L’assistente della star

Valutazione
Consigliabile, Semplice, Adatto per dibattiti
Tematica
Amicizia, Amore-Sentimenti, Donna, Famiglia - genitori figli, Lavoro, Metafore del nostro tempo, Musica, Politica-Società, Solidarietà
Genere
Commedia - Dramma, Commedia musicale
Regia
Nisha Ganatra
Durata
113'
Anno di uscita
2021
Nazionalità
Stati Uniti
Titolo Originale
The High Note
Distribuzione
Universal Pictures
Soggetto e Sceneggiatura
Flora Greeson
Fotografia
Jason McCormick
Musiche
Amie Doherty
Montaggio
Wendy Greene Bricmont
Produzione
Tim Bevan, Eric Fellner, Erik Baiers, Nathan Kelly, Alexandra Loewy. Casa di produzione: Working Title Films Perfect World Pictures

Il film è in distribuzione sulla piattaforma NOW

Interpreti e ruoli

Dakota Johnson (Maggie Sherwoode), Tracee Ellis Ross (Grace Davis), Kelvin Harrison Jr. (David Cliff), Bill Pullman (Max Sherwoode), Ice Cube (Jack Robertson), Zoë Chao (Katie), June Diane Raphael (Gail)

Soggetto

Maggie è l'assistente di una nota diva della musica soul-pop statunitense, Grace Davis; il suo sogno però è passare alla produzione musicale. L'occasione si presenta quando conosce il giovane artista emergente David Cliff....

Valutazione Pastorale

Destinato all’uscita in sala nel 2020 ma bloccato per la pandemia, “L’assistente della star” (“The High Note”, 2020) di Nisha Ganatra è una commedia a sfondo romance che si snoda nel panorama musicale americano odierno.

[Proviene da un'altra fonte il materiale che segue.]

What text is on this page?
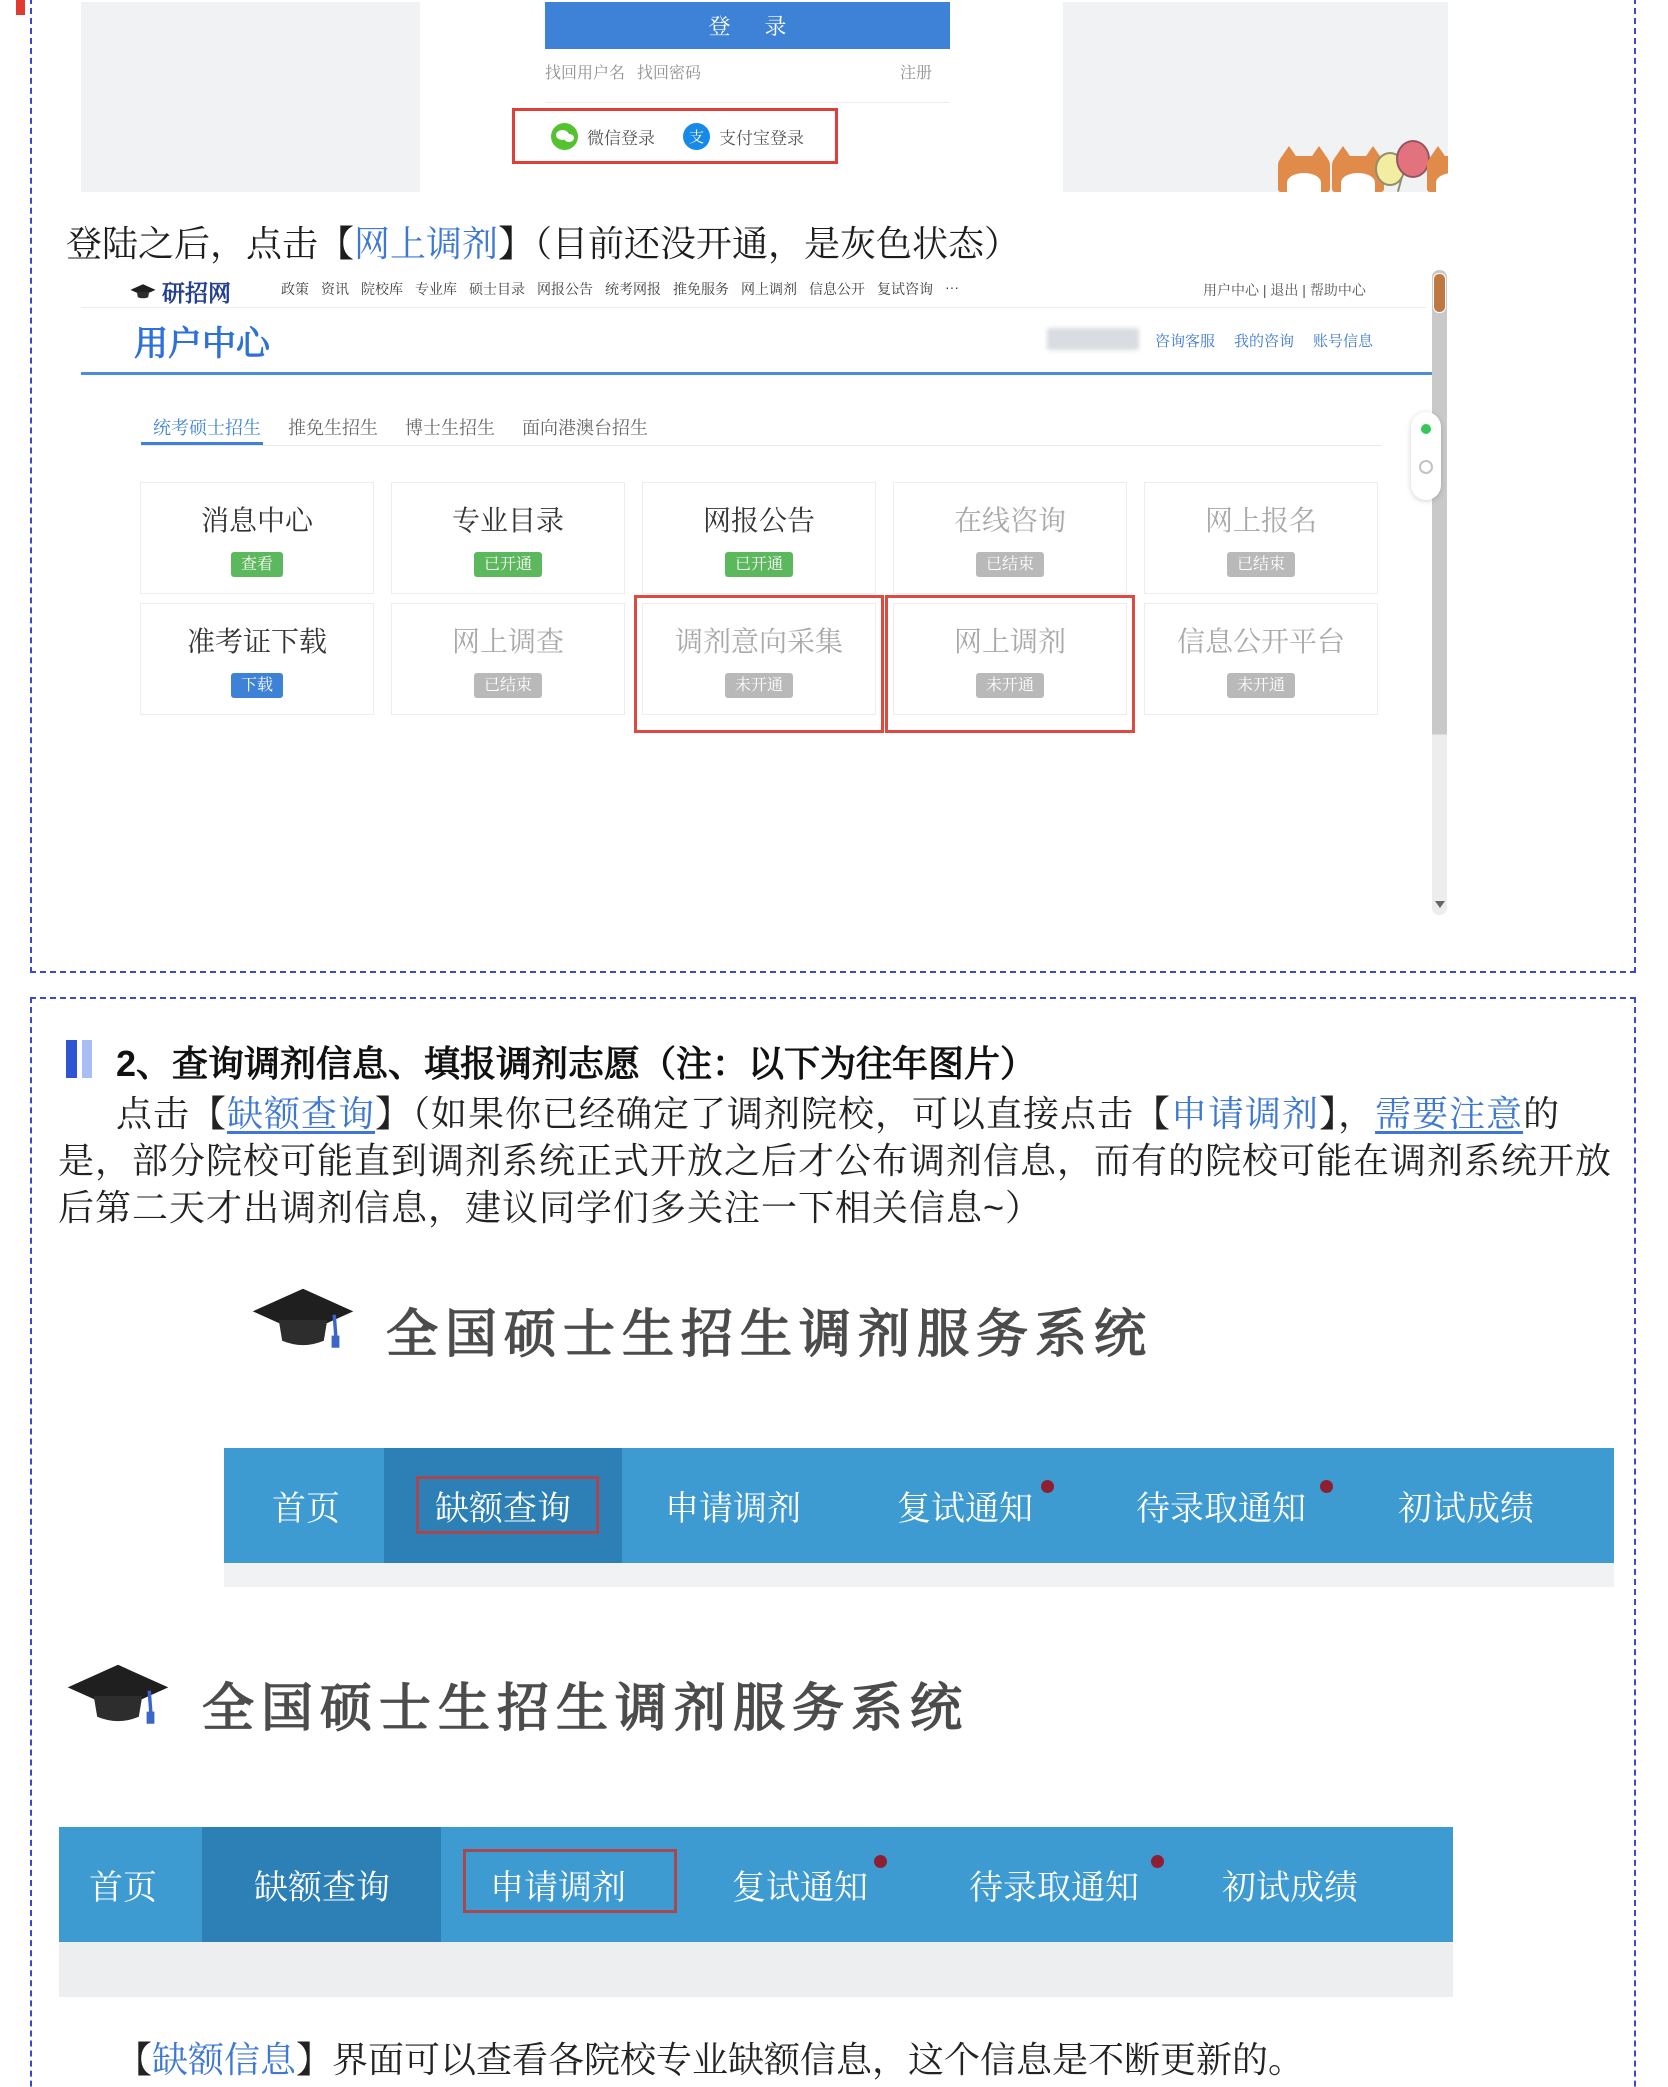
登 录
找回用户名 找回密码	注册
微信登录	支 支付宝登录
登陆之后，点击【网上调剂】（目前还没开通，是灰色状态）
研招网	政策 资讯 院校库 专业库 硕士目录 网报公告 统考网报 推免服务 网上调剂 信息公开 复试咨询 ···	用户中心 | 退出 | 帮助中心
用户中心	咨询客服 我的咨询 账号信息
统考硕士招生 推免生招生 博士生招生 面向港澳台招生
消息中心
查看
专业目录
已开通
网报公告
已开通
在线咨询
已结束
网上报名
已结束
准考证下载
下载
网上调查
已结束
调剂意向采集
未开通
网上调剂
未开通
信息公开平台
未开通
2、查询调剂信息、填报调剂志愿（注：以下为往年图片）
点击【缺额查询】（如果你已经确定了调剂院校，可以直接点击【申请调剂】，需要注意的是，部分院校可能直到调剂系统正式开放之后才公布调剂信息，而有的院校可能在调剂系统开放后第二天才出调剂信息，建议同学们多关注一下相关信息~）
全国硕士生招生调剂服务系统
首页	缺额查询	申请调剂	复试通知	待录取通知	初试成绩
全国硕士生招生调剂服务系统
首页	缺额查询	申请调剂	复试通知	待录取通知 初试成绩
【缺额信息】界面可以查看各院校专业缺额信息，这个信息是不断更新的。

Per intenderci, siamo dalle parti di “Tutto può cambiare” (“Begin Again”, 2013) di John Carney con Keira Knightley: un racconto ricercato, di taglio “indie”, che unisce due generazioni musicali, quella della cantante di successo Grace Davis (Tracee Ellis Ross, la figlia della mitica Diana Ross) al crocevia tra mito e pre-pensionamento e la gioviale voce soul David Cliff (Kelvin Harrison Jr.). A fare da raccordo tra i due è Maggie (Dakota Johnson), assistente personale ma anche aspirante produttrice, che si muove nel settore mescolando sogno, tradizione e linguaggi contemporanei. Sullo sfondo ondeggia morbido un sound elegante e ricco d’atmosfera, in un’America che custodisce ancora il sogno del successo. Storia circoscritta, godibile, che sa affascinare senza lasciare molto di più. Protagonista è la musica, ma accanto ci sono temi rilevanti come il ruolo della donna nella discografia, nella società, e il bisogno di ritessere il dialogo genitori-figli. Dal punto di vista pastorale il film “L’assistente della star” è consigliabile, semplice e per dibattiti.

Utilizzazione

Il film è da utilizzare in programmazione ordinaria e in successive occasioni di dibattito sul tema della donna nel mondo del lavoro, nel settore discografico-musicale, come pure sul rapporto genitori-figli e la ricerca di sé, la realizzazione dei propri sogni professionali.